Limoux Landscape Formation
Lower Eocene marine invasions that 
submerged region
Alternating layers of hard and soft deposits:
  • sandy limestone (Thanatian period)
  • red sandy clays (Spanacian)
  • hard foraminiferal limestone, blue Turritellae-bearing marls, and oyster-bearing sandstone banks (Llerdian)
Mid-Eocene Pyrenean uplift
Stage 1 deposits overlaid by Lutetian detritus stripped from newly formed peaks and washed downstream by rivers

Upper Eocene formation of Massif de Mouthoumet due to compression of land between the Pyrenees and Montagne 
Creation of east-west fault that divides current-day Limoux into two distinct landscapes:
  • southern half with hills ranging between 980 and 2600 feet and south-sloping strata
  • northern half with lower elevations (460 - 1300 feet) and north-sloping strata
Source: Jacques Fanet, Great Wine Terroirs.

From Landscape to Vineyard Sites
The vineyard soils above and below the Limoux fault are limestone-based but their derivation have been markedly dissimilar.
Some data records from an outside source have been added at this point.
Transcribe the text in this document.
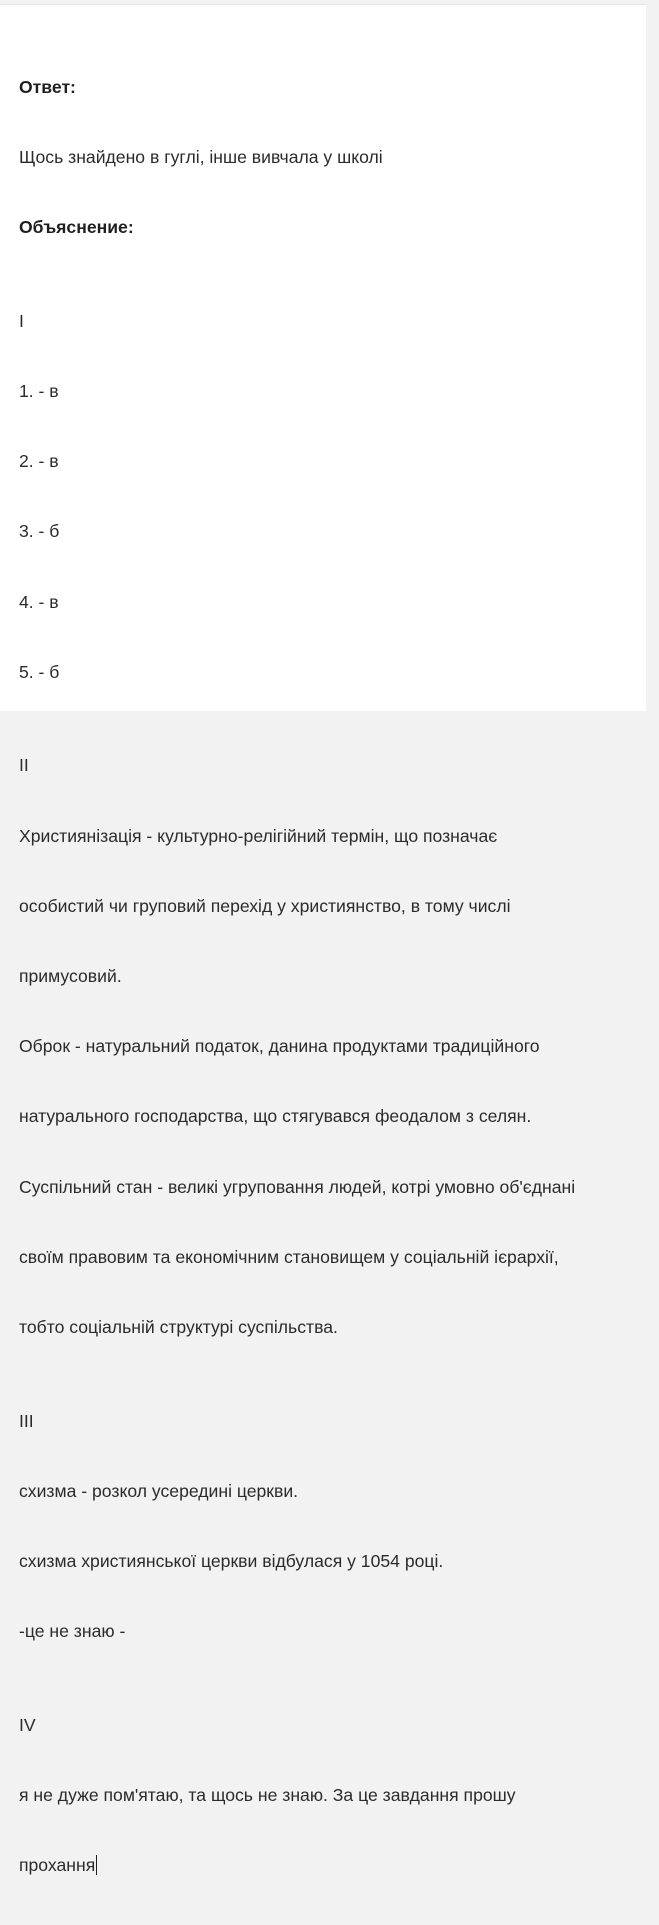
Ответ:

Щось знайдено в гуглі, інше вивчала у школі

Объяснение:

I

1. - в

2. - в

3. - б

4. - в

5. - б

II

Християнізація - культурно-релігійний термін, що позначає

особистий чи груповий перехід у християнство, в тому числі

примусовий.

Оброк - натуральний податок, данина продуктами традиційного

натурального господарства, що стягувався феодалом з селян.

Суспільний стан - великі угруповання людей, котрі умовно об'єднані

своїм правовим та економічним становищем у соціальній ієрархії,

тобто соціальній структурі суспільства.

III

схизма - розкол усередині церкви.

схизма християнської церкви відбулася у 1054 році.

-це не знаю -

IV

я не дуже пом'ятаю, та щось не знаю. За це завдання прошу

прохання
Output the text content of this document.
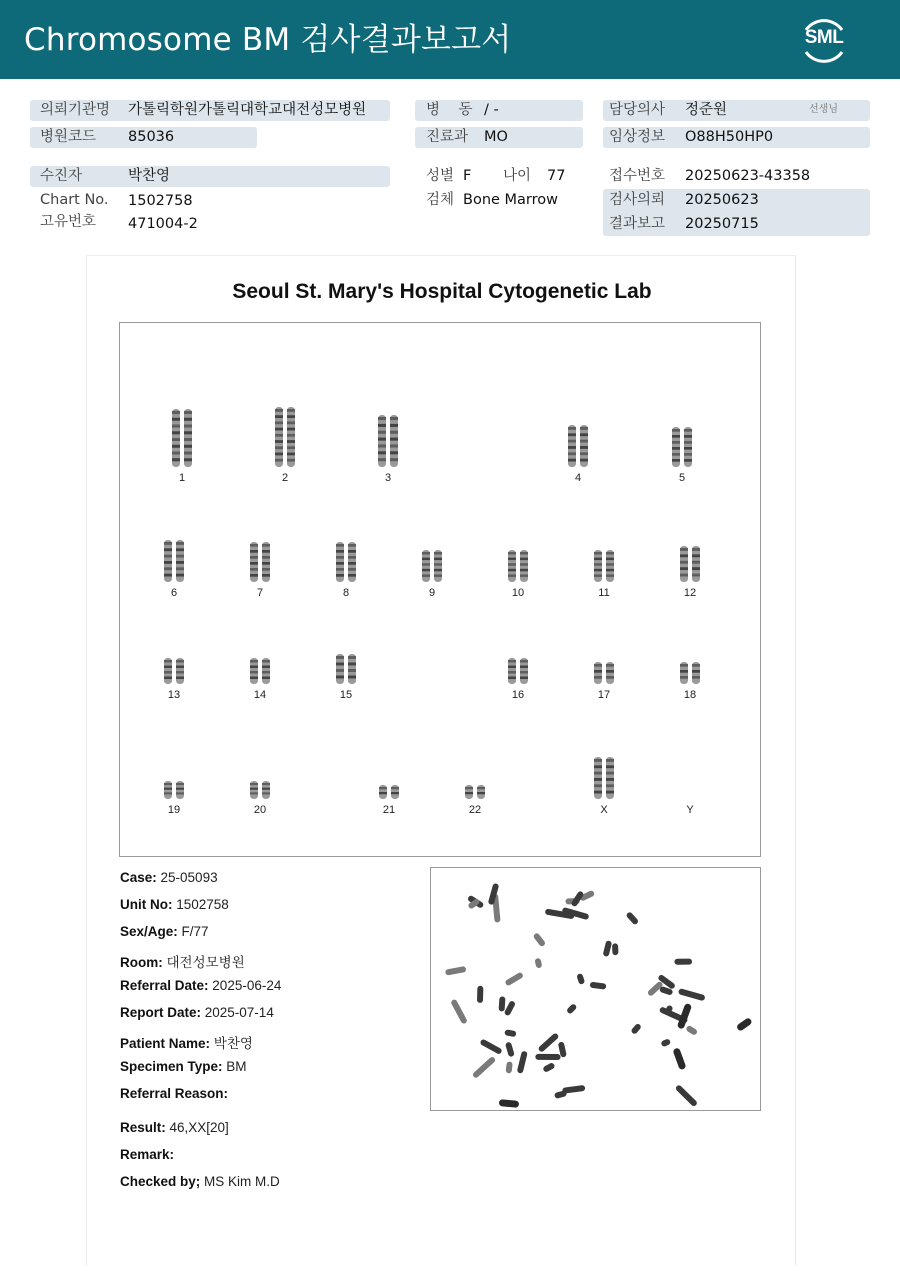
Chromosome BM 검사결과보고서	SML
의뢰기관명 가톨릭학원가톨릭대학교대전성모병원
병원코드 85036
병    동 / -
진료과 MO
담당의사 정준원	선생님
임상정보 O88H50HP0
수진자	박찬영
Chart No. 1502758
고유번호 471004-2
성별 F 나이 77
검체 Bone Marrow
접수번호 20250623-43358
검사의뢰 20250623
결과보고 20250715
Seoul St. Mary's Hospital Cytogenetic Lab
1	2	3	4	5
6	7	8	9	10	11	12
13	14	15	16	17	18
19	20	21	22	X	Y
Case: 25-05093
Unit No: 1502758
Sex/Age: F/77
Room: 대전성모병원
Referral Date: 2025-06-24
Report Date: 2025-07-14
Patient Name: 박찬영
Specimen Type: BM
Referral Reason:
Result: 46,XX[20]
Remark:
Checked by; MS Kim M.D
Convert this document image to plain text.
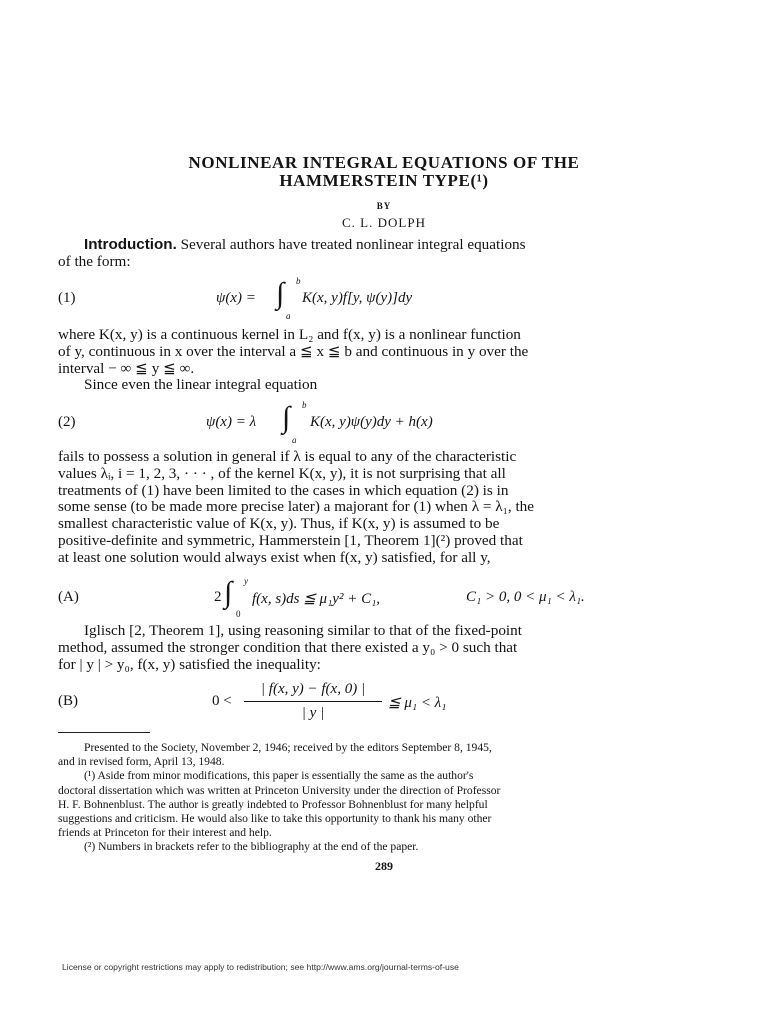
NONLINEAR INTEGRAL EQUATIONS OF THE
HAMMERSTEIN TYPE(¹)
BY
C. L. DOLPH
Introduction. Several authors have treated nonlinear integral equations
of the form:
(1)	ψ(x) = ∫ b
a
K(x, y)f[y, ψ(y)]dy
where K(x, y) is a continuous kernel in L₂ and f(x, y) is a nonlinear function
of y, continuous in x over the interval a ≦ x ≦ b and continuous in y over the
interval − ∞ ≦ y ≦ ∞.
Since even the linear integral equation
(2)	ψ(x) = λ ∫ b
a
K(x, y)ψ(y)dy + h(x)
fails to possess a solution in general if λ is equal to any of the characteristic
values λᵢ, i = 1, 2, 3, · · · , of the kernel K(x, y), it is not surprising that all
treatments of (1) have been limited to the cases in which equation (2) is in
some sense (to be made more precise later) a majorant for (1) when λ = λ₁, the
smallest characteristic value of K(x, y). Thus, if K(x, y) is assumed to be
positive-definite and symmetric, Hammerstein [1, Theorem 1](²) proved that
at least one solution would always exist when f(x, y) satisfied, for all y,
(A)	2 ∫ y
0
f(x, s)ds ≦ μ₁y² + C₁,	C₁ > 0, 0 < μ₁ < λ₁.
Iglisch [2, Theorem 1], using reasoning similar to that of the fixed-point
method, assumed the stronger condition that there existed a y₀ > 0 such that
for | y | > y₀, f(x, y) satisfied the inequality:
(B)	0 <
| f(x, y) − f(x, 0) |
| y |
≦ μ₁ < λ₁
Presented to the Society, November 2, 1946; received by the editors September 8, 1945,
and in revised form, April 13, 1948.
(¹) Aside from minor modifications, this paper is essentially the same as the author's
doctoral dissertation which was written at Princeton University under the direction of Professor
H. F. Bohnenblust. The author is greatly indebted to Professor Bohnenblust for many helpful
suggestions and criticism. He would also like to take this opportunity to thank his many other
friends at Princeton for their interest and help.
(²) Numbers in brackets refer to the bibliography at the end of the paper.
289
License or copyright restrictions may apply to redistribution; see http://www.ams.org/journal-terms-of-use
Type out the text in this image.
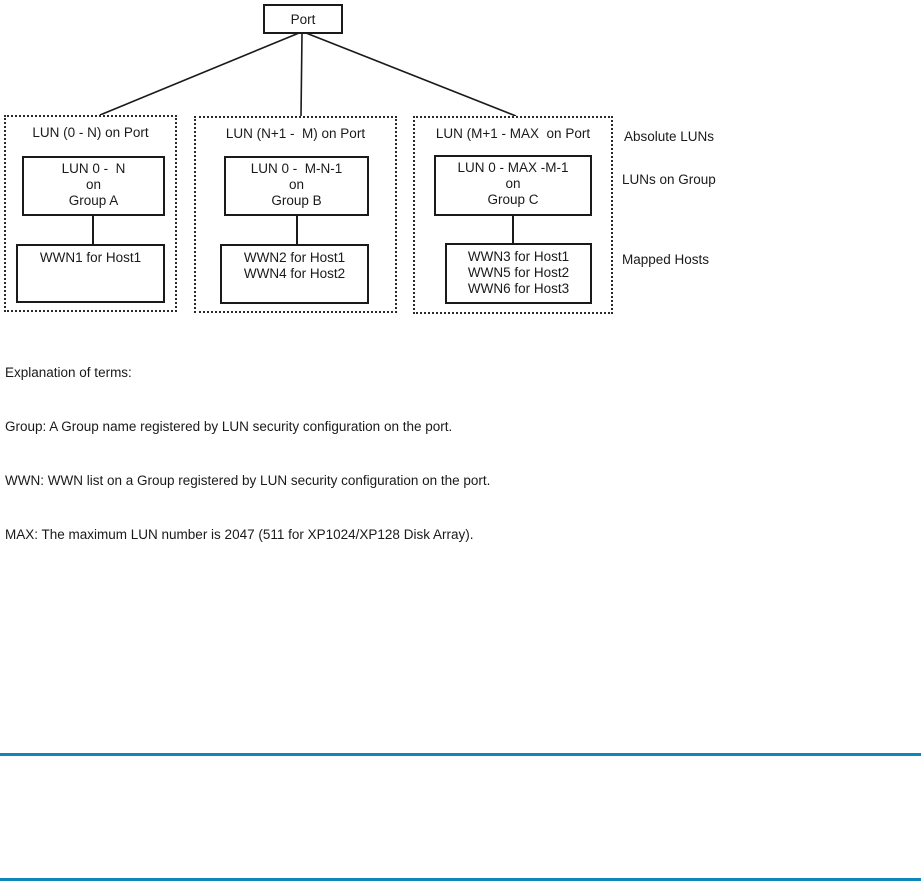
Port
LUN (0 - N) on Port
LUN 0 -  N
on
Group A
WWN1 for Host1
LUN (N+1 -  M) on Port
LUN 0 -  M-N-1
on
Group B
WWN2 for Host1
WWN4 for Host2
LUN (M+1 - MAX  on Port
LUN 0 - MAX -M-1
on
Group C
WWN3 for Host1
WWN5 for Host2
WWN6 for Host3
Absolute LUNs
LUNs on Group
Mapped Hosts

Explanation of terms:

Group: A Group name registered by LUN security configuration on the port.

WWN: WWN list on a Group registered by LUN security configuration on the port.

MAX: The maximum LUN number is 2047 (511 for XP1024/XP128 Disk Array).
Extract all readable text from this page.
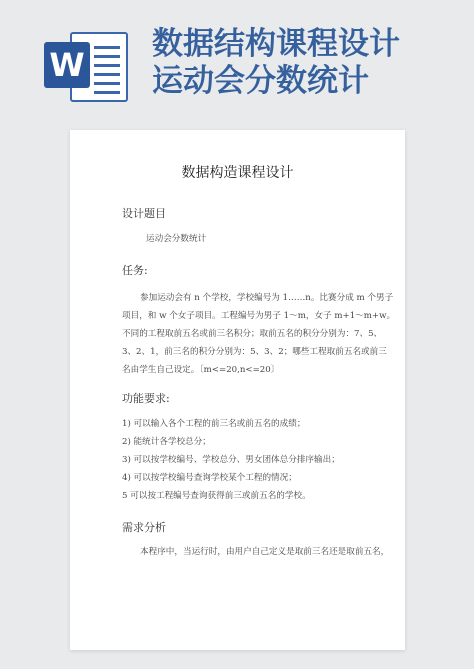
W
数据结构课程设计
运动会分数统计
数据构造课程设计
设计题目
运动会分数统计
任务:
参加运动会有 n 个学校，学校编号为 1……n。比赛分成 m 个男子
项目，和 w 个女子项目。工程编号为男子 1～m，女子 m+1～m+w。
不同的工程取前五名或前三名积分；取前五名的积分分别为：7、5、
3、2、1，前三名的积分分别为：5、3、2；哪些工程取前五名或前三
名由学生自己设定。〔m<=20,n<=20〕
功能要求:
1) 可以输入各个工程的前三名或前五名的成绩；
2) 能统计各学校总分；
3) 可以按学校编号、学校总分、男女团体总分排序输出；
4) 可以按学校编号查询学校某个工程的情况；
5 可以按工程编号查询获得前三或前五名的学校。
需求分析
本程序中，当运行时，由用户自己定义是取前三名还是取前五名，
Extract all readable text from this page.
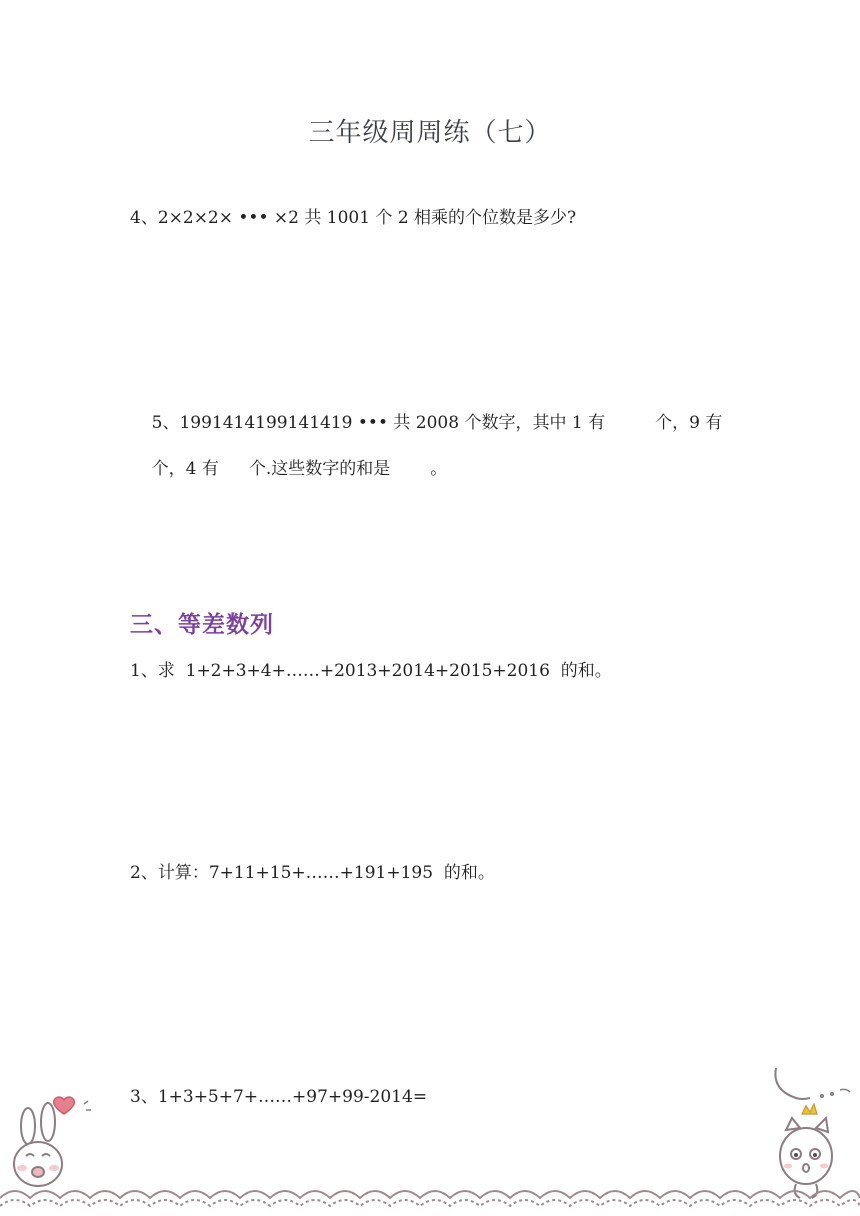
三年级周周练（七）
4、2×2×2× ••• ×2 共 1001 个 2 相乘的个位数是多少?

5、1991414199141419 ••• 共 2008 个数字，其中 1 有	个，9 有

个，4 有 个.这些数字的和是 。

三、等差数列
1、求  1+2+3+4+……+2013+2014+2015+2016  的和。
2、计算：7+11+15+……+191+195  的和。
3、1+3+5+7+……+97+99-2014=
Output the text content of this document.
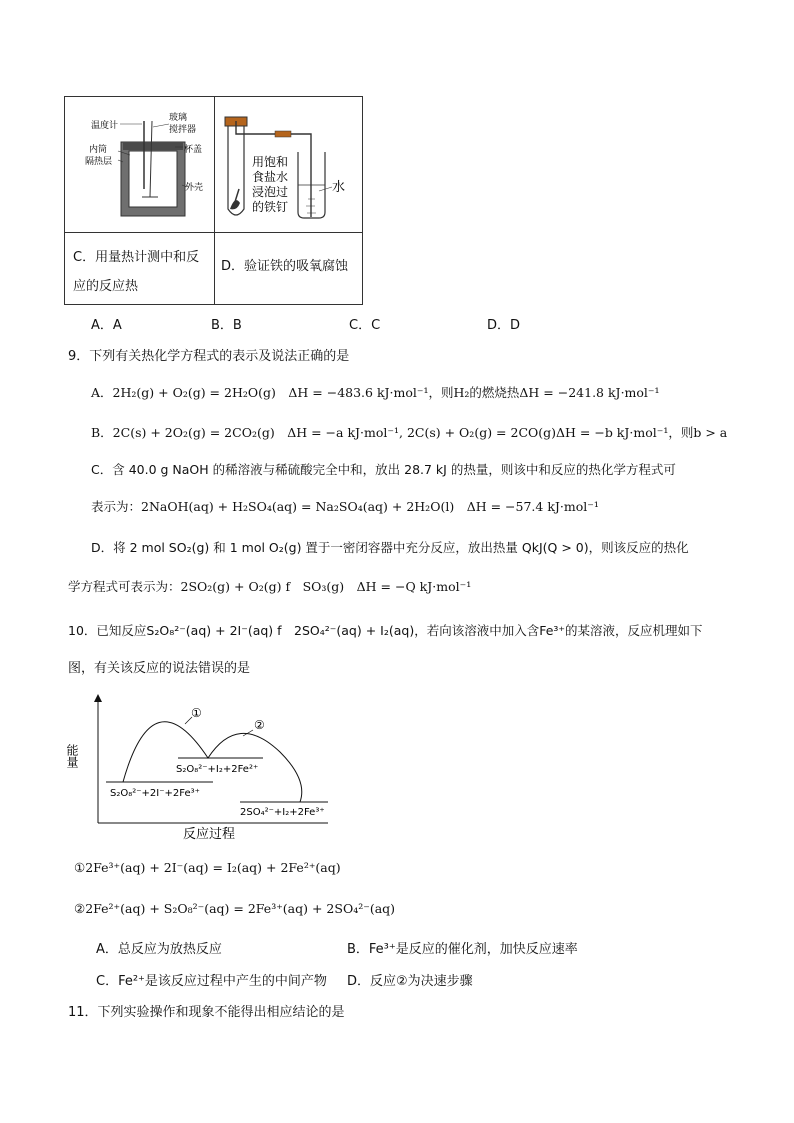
温度计
玻璃
搅拌器
杯盖
内筒
隔热层
外壳
用饱和
食盐水
浸泡过
的铁钉
水
C．用量热计测中和反应的反应热
D．验证铁的吸氧腐蚀
A．A	B．B	C．C	D．D
9．下列有关热化学方程式的表示及说法正确的是
A．2H₂(g) + O₂(g) = 2H₂O(g)　ΔH = −483.6 kJ·mol⁻¹，则H₂的燃烧热ΔH = −241.8 kJ·mol⁻¹
B．2C(s) + 2O₂(g) = 2CO₂(g)　ΔH = −a kJ·mol⁻¹, 2C(s) + O₂(g) = 2CO(g)ΔH = −b kJ·mol⁻¹，则b > a
C．含 40.0 g NaOH 的稀溶液与稀硫酸完全中和，放出 28.7 kJ 的热量，则该中和反应的热化学方程式可
表示为：2NaOH(aq) + H₂SO₄(aq) = Na₂SO₄(aq) + 2H₂O(l)　ΔH = −57.4 kJ·mol⁻¹
D．将 2 mol SO₂(g) 和 1 mol O₂(g) 置于一密闭容器中充分反应，放出热量 QkJ(Q > 0)，则该反应的热化
学方程式可表示为：2SO₂(g) + O₂(g) f　SO₃(g)　ΔH = −Q kJ·mol⁻¹
10．已知反应S₂O₈²⁻(aq) + 2I⁻(aq) f　2SO₄²⁻(aq) + I₂(aq)，若向该溶液中加入含Fe³⁺的某溶液，反应机理如下
图，有关该反应的说法错误的是
能量
反应过程
①
②
S₂O₈²⁻+I₂+2Fe²⁺
S₂O₈²⁻+2I⁻+2Fe³⁺
2SO₄²⁻+I₂+2Fe³⁺
①2Fe³⁺(aq) + 2I⁻(aq) = I₂(aq) + 2Fe²⁺(aq)
②2Fe²⁺(aq) + S₂O₈²⁻(aq) = 2Fe³⁺(aq) + 2SO₄²⁻(aq)
A．总反应为放热反应	B．Fe³⁺是反应的催化剂，加快反应速率
C．Fe²⁺是该反应过程中产生的中间产物 D．反应②为决速步骤
11．下列实验操作和现象不能得出相应结论的是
In the south, for the most part, the Paleocene-Eocene formations have been eroded away, laying bare the bedrock in the form of a cuesta (a long. low ridge with a relatively steep face on one side and a long, gentle slope on the other -- Small basins have been dug out of the softer formations (red Spanacian marls in the Luc-sur-Aude; blue Turritellae-bearing marls in the Couiza-Coustaussa valley; and red Maestrichtian marls in Campagne-sur-Aude) and vineyards have been established thereupon (Fanet).

In the northern portion of the Limoux AOC, we also have a cuesta topography. The Lutetitian detritus was laid down in two layers separated by a layer of lacustrine limestone. Erosion of this mass formed a cuesta with alternating bands of sandstone and marly beds. According to Fanet, the "cradle of production lies to the west of Limoux in the molasse basin of Magrice and de Toureilles, an ideally suited location tucked between Massif de Mouthoumet to the south and the Lutetian lacustrine limestone to the north."